If an airplane flies overhead at supersonic speed and no one below can hear it, did it make a sonic boom?
Answering that twist on the classic falling tree in the forest question gets to the heart of a new book published by NASA that explores the agency's research into understanding how sonic booms work and how best to make them less of a public nuisance.
"Quieting the Boom: The Shaped Sonic Boom Demonstrator and the Quest for Quiet Supersonic Flight" is available online at no cost as an e-book, while printed versions of the book may be purchased from NASA's Information Center.
The 388-page book written by Lawrence R. Benson begins with an overview of early supersonic flight that triggered the first sonic booms and sets the stage for telling the story of the Shaped Sonic Boom Demonstrator research aircraft, which is the primary focus of the book.
"I think 'Quieting the Boom' shows the value of sustaining basic and applied research to solve difficult scientific and engineering challenges, even if success takes decades to achieve," Benson said.
During the 1950s and into the 1960s, sonic booms were echoing across the nation as the Air Force deployed more and more of the Mach-1-busting jets that were designed to keep the peace during the Cold War.
But the public voice protesting the noise was just as forceful as the sonic booms themselves.
In fact, as Benson points out in the book, between 1956 and 1968 there were 38,831 claims against the Air Force (14,006 were approved) to cover losses from sonic booms that ranged from broken glass and cracked plaster to assertions of pets dying and livestock going insane.
It was within this difficult environment that NASA and the Federal Aviation Administration led a research effort in support of industry designing and building a commercial supersonic transport, which became known as the SST.
However, even as NASA continued to research sonic booms in support of the SST the public and political pressure became too much.

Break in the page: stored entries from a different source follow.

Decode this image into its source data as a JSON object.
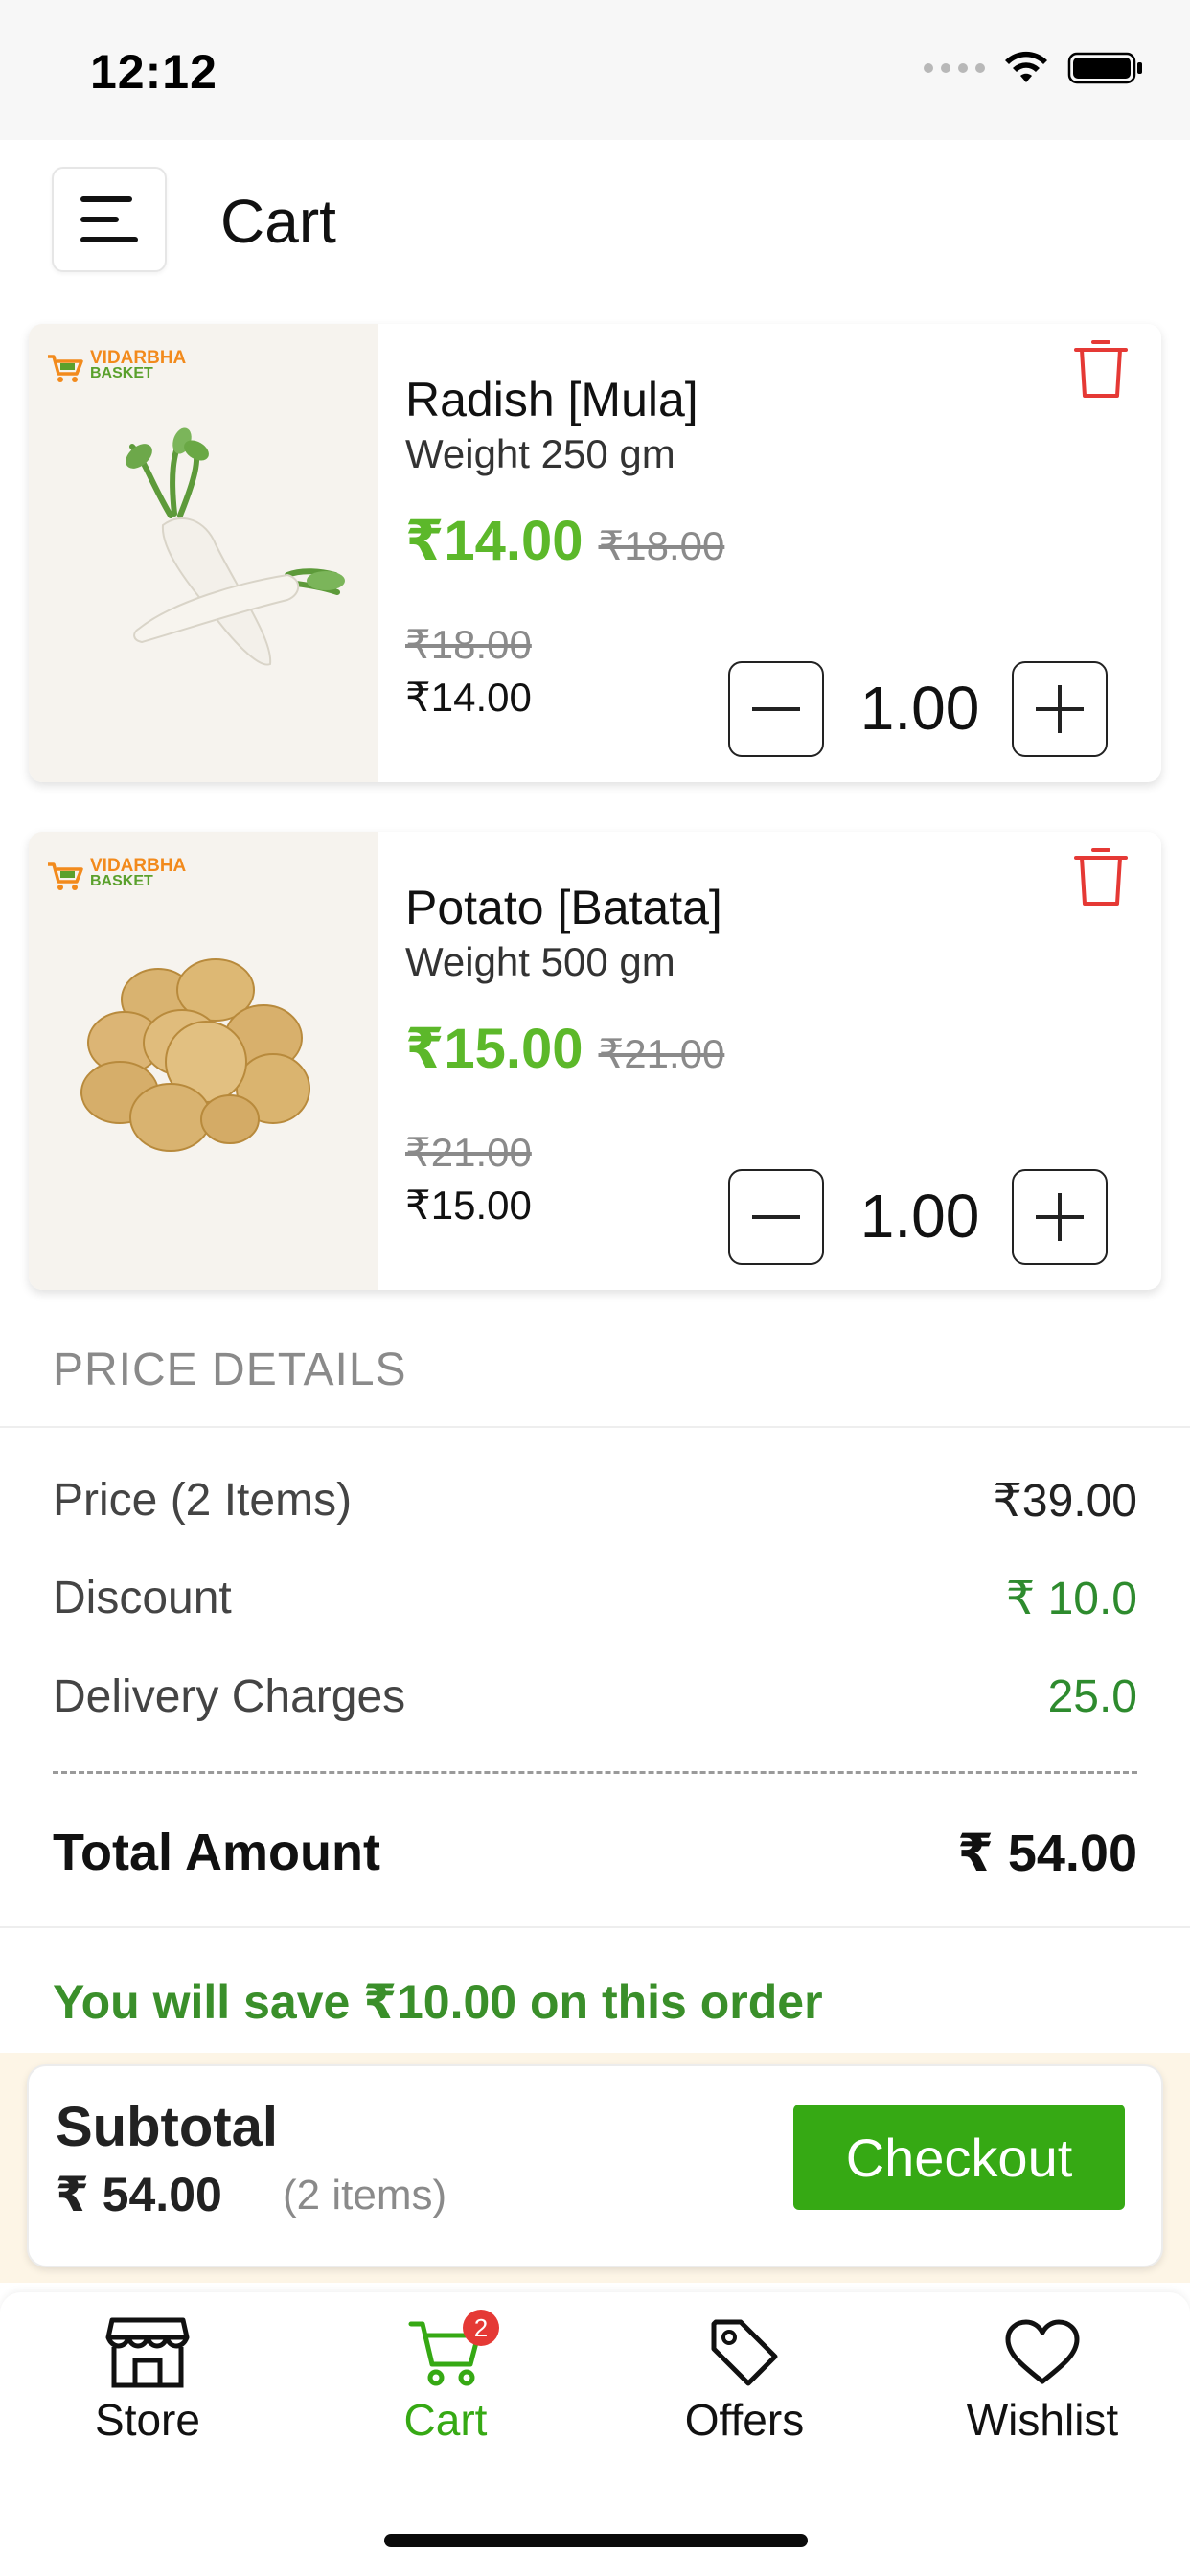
{
  "status_bar": {
    "time": "12:12"
  },
  "header": {
    "title": "Cart"
  },
  "cart_items": [
    {
      "brand_line1": "VIDARBHA",
      "brand_line2": "BASKET",
      "name": "Radish [Mula]",
      "weight": "Weight 250 gm",
      "price": "₹14.00",
      "mrp": "₹18.00",
      "mrp_small": "₹18.00",
      "price_small": "₹14.00",
      "quantity": "1.00",
      "image": "radish-image"
    },
    {
      "brand_line1": "VIDARBHA",
      "brand_line2": "BASKET",
      "name": "Potato [Batata]",
      "weight": "Weight 500 gm",
      "price": "₹15.00",
      "mrp": "₹21.00",
      "mrp_small": "₹21.00",
      "price_small": "₹15.00",
      "quantity": "1.00",
      "image": "potato-image"
    }
  ],
  "price_details": {
    "title": "PRICE DETAILS",
    "price_label": "Price (2 Items)",
    "price_value": "₹39.00",
    "discount_label": "Discount",
    "discount_value": "₹ 10.0",
    "delivery_label": "Delivery Charges",
    "delivery_value": "25.0",
    "total_label": "Total Amount",
    "total_value": "₹ 54.00",
    "savings_text": "You will save ₹10.00 on this order"
  },
  "subtotal": {
    "label": "Subtotal",
    "amount": "₹ 54.00",
    "items": "(2 items)",
    "checkout_label": "Checkout"
  },
  "tab_bar": {
    "tabs": [
      {
        "label": "Store",
        "icon": "store-icon"
      },
      {
        "label": "Cart",
        "icon": "cart-icon",
        "badge": "2",
        "active": true
      },
      {
        "label": "Offers",
        "icon": "tag-icon"
      },
      {
        "label": "Wishlist",
        "icon": "heart-icon"
      }
    ]
  },
  "colors": {
    "accent_green": "#36a914",
    "price_green": "#5cb82a",
    "savings_green": "#3a8f2a",
    "delete_red": "#e53935",
    "badge_red": "#e53935"
  }
}
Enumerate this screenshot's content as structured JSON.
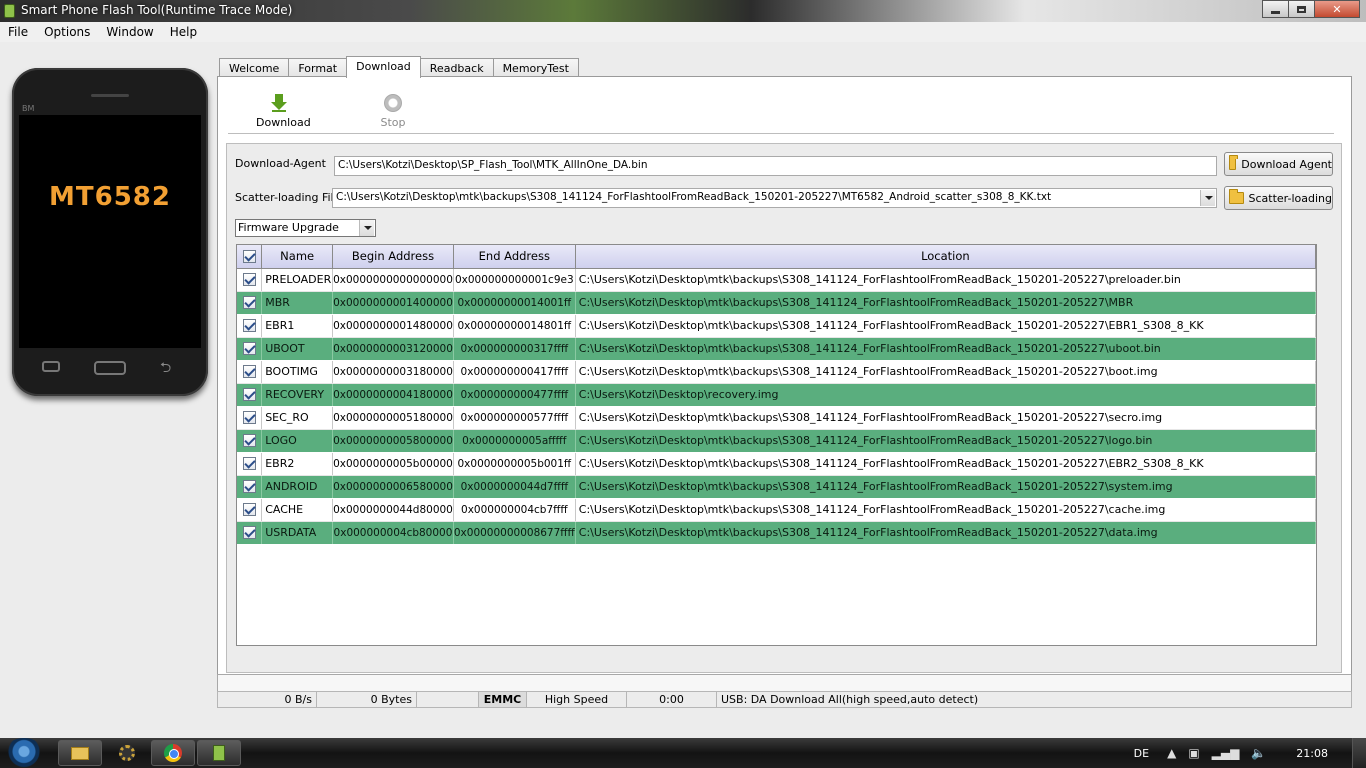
{
  "window": {
    "title": "Smart Phone Flash Tool(Runtime Trace Mode)",
    "controls": {
      "minimize": "",
      "maximize": "",
      "close": "✕"
    }
  },
  "menu": [
    "File",
    "Options",
    "Window",
    "Help"
  ],
  "phone": {
    "brand": "BM",
    "model": "MT6582"
  },
  "tabs": [
    "Welcome",
    "Format",
    "Download",
    "Readback",
    "MemoryTest"
  ],
  "active_tab": "Download",
  "toolbar": {
    "download_label": "Download",
    "stop_label": "Stop"
  },
  "download_agent": {
    "label": "Download-Agent",
    "value": "C:\\Users\\Kotzi\\Desktop\\SP_Flash_Tool\\MTK_AllInOne_DA.bin",
    "button": "Download Agent"
  },
  "scatter": {
    "label": "Scatter-loading File",
    "value": "C:\\Users\\Kotzi\\Desktop\\mtk\\backups\\S308_141124_ForFlashtoolFromReadBack_150201-205227\\MT6582_Android_scatter_s308_8_KK.txt",
    "button": "Scatter-loading"
  },
  "mode_select": "Firmware Upgrade",
  "table": {
    "columns": [
      "Name",
      "Begin Address",
      "End Address",
      "Location"
    ],
    "rows": [
      {
        "name": "PRELOADER",
        "begin": "0x0000000000000000",
        "end": "0x000000000001c9e3",
        "location": "C:\\Users\\Kotzi\\Desktop\\mtk\\backups\\S308_141124_ForFlashtoolFromReadBack_150201-205227\\preloader.bin",
        "checked": true
      },
      {
        "name": "MBR",
        "begin": "0x0000000001400000",
        "end": "0x00000000014001ff",
        "location": "C:\\Users\\Kotzi\\Desktop\\mtk\\backups\\S308_141124_ForFlashtoolFromReadBack_150201-205227\\MBR",
        "checked": true
      },
      {
        "name": "EBR1",
        "begin": "0x0000000001480000",
        "end": "0x00000000014801ff",
        "location": "C:\\Users\\Kotzi\\Desktop\\mtk\\backups\\S308_141124_ForFlashtoolFromReadBack_150201-205227\\EBR1_S308_8_KK",
        "checked": true
      },
      {
        "name": "UBOOT",
        "begin": "0x0000000003120000",
        "end": "0x000000000317ffff",
        "location": "C:\\Users\\Kotzi\\Desktop\\mtk\\backups\\S308_141124_ForFlashtoolFromReadBack_150201-205227\\uboot.bin",
        "checked": true
      },
      {
        "name": "BOOTIMG",
        "begin": "0x0000000003180000",
        "end": "0x000000000417ffff",
        "location": "C:\\Users\\Kotzi\\Desktop\\mtk\\backups\\S308_141124_ForFlashtoolFromReadBack_150201-205227\\boot.img",
        "checked": true
      },
      {
        "name": "RECOVERY",
        "begin": "0x0000000004180000",
        "end": "0x000000000477ffff",
        "location": "C:\\Users\\Kotzi\\Desktop\\recovery.img",
        "checked": true
      },
      {
        "name": "SEC_RO",
        "begin": "0x0000000005180000",
        "end": "0x000000000577ffff",
        "location": "C:\\Users\\Kotzi\\Desktop\\mtk\\backups\\S308_141124_ForFlashtoolFromReadBack_150201-205227\\secro.img",
        "checked": true
      },
      {
        "name": "LOGO",
        "begin": "0x0000000005800000",
        "end": "0x0000000005afffff",
        "location": "C:\\Users\\Kotzi\\Desktop\\mtk\\backups\\S308_141124_ForFlashtoolFromReadBack_150201-205227\\logo.bin",
        "checked": true
      },
      {
        "name": "EBR2",
        "begin": "0x0000000005b00000",
        "end": "0x0000000005b001ff",
        "location": "C:\\Users\\Kotzi\\Desktop\\mtk\\backups\\S308_141124_ForFlashtoolFromReadBack_150201-205227\\EBR2_S308_8_KK",
        "checked": true
      },
      {
        "name": "ANDROID",
        "begin": "0x0000000006580000",
        "end": "0x0000000044d7ffff",
        "location": "C:\\Users\\Kotzi\\Desktop\\mtk\\backups\\S308_141124_ForFlashtoolFromReadBack_150201-205227\\system.img",
        "checked": true
      },
      {
        "name": "CACHE",
        "begin": "0x0000000044d80000",
        "end": "0x000000004cb7ffff",
        "location": "C:\\Users\\Kotzi\\Desktop\\mtk\\backups\\S308_141124_ForFlashtoolFromReadBack_150201-205227\\cache.img",
        "checked": true
      },
      {
        "name": "USRDATA",
        "begin": "0x000000004cb80000",
        "end": "0x00000000008677ffff",
        "location": "C:\\Users\\Kotzi\\Desktop\\mtk\\backups\\S308_141124_ForFlashtoolFromReadBack_150201-205227\\data.img",
        "checked": true
      }
    ]
  },
  "status": {
    "speed": "0 B/s",
    "bytes": "0 Bytes",
    "storage": "EMMC",
    "mode": "High Speed",
    "time": "0:00",
    "usb": "USB: DA Download All(high speed,auto detect)"
  },
  "taskbar": {
    "lang": "DE",
    "clock": "21:08"
  },
  "colors": {
    "highlight_row": "#5aae7e",
    "header": "#cfd0ee"
  }
}
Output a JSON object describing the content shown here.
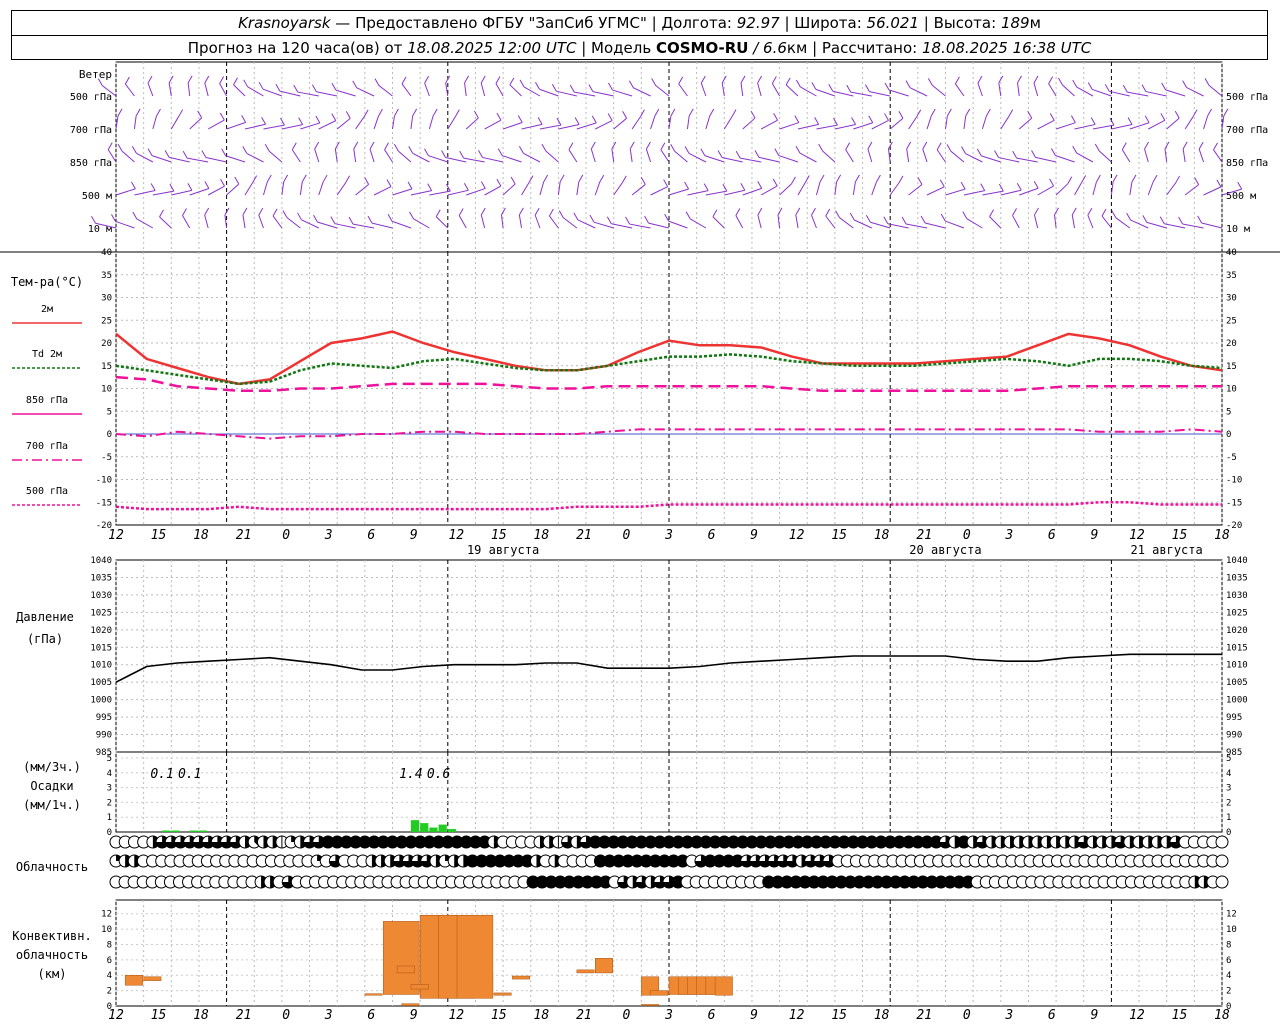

The SST program was cancelled in 1971 and the future for supersonic airliners, business jets and other aircraft became gloomy at best.
Fortunately, the nation's aeronautical innovators were not deterred. They believed that with additional research a way could be found to quiet the booms enough to satisfy all critics and make commercial supersonic travel possible across the country.
To help them find that solution, NASA partnered with others to conduct an innovative flight research program using what was named the Shaped Sonic Boom Demonstrator (SSBD), a Northrop Grumman F-5E Tiger fighter jet modified with a larger nose.
"This modification, which made the front of the F-5E somewhat resemble a pelican's beak, was carefully shaped to change the pattern of shock waves it would generate while flying faster than the speed of sound," Benson said.
The theory behind the nose job was that the increased airplane volume at the front of the SSBD would result in less intense sonic booms heard or felt on the ground below.
During a series of some 30 tests flown in August 2003 and January 2004, data gathered by airborne and ground sensors of the SSBD in flight proved the theory was – well – sound, and that additional research in the future could enable the long-sought realization of commercial supersonic flight across the United States.
Indeed, that research continues as NASA and its research partners explore fresh ideas and design new tools for making supersonic flight quieter.
Most importantly, in telling what could easily be a complex story involving high speed flight, atmospheric sciences, acoustics and bizarre math, Benson said he attempted to keep the technical jargon to a minimum.
"This book is intended to be a general history of sonic boom research, emphasizing the people and organizations that have contributed, and not a technical study of the science and engineering involved," Benson said.
The American Institute of Aeronautics and Astronautics has recognized the book with its prestigious History Manuscript Award for 2014.
Publication of "Quieting the Boom" was sponsored and funded by the communications and education department of NASA's Aeronautics Research Mission Directorate.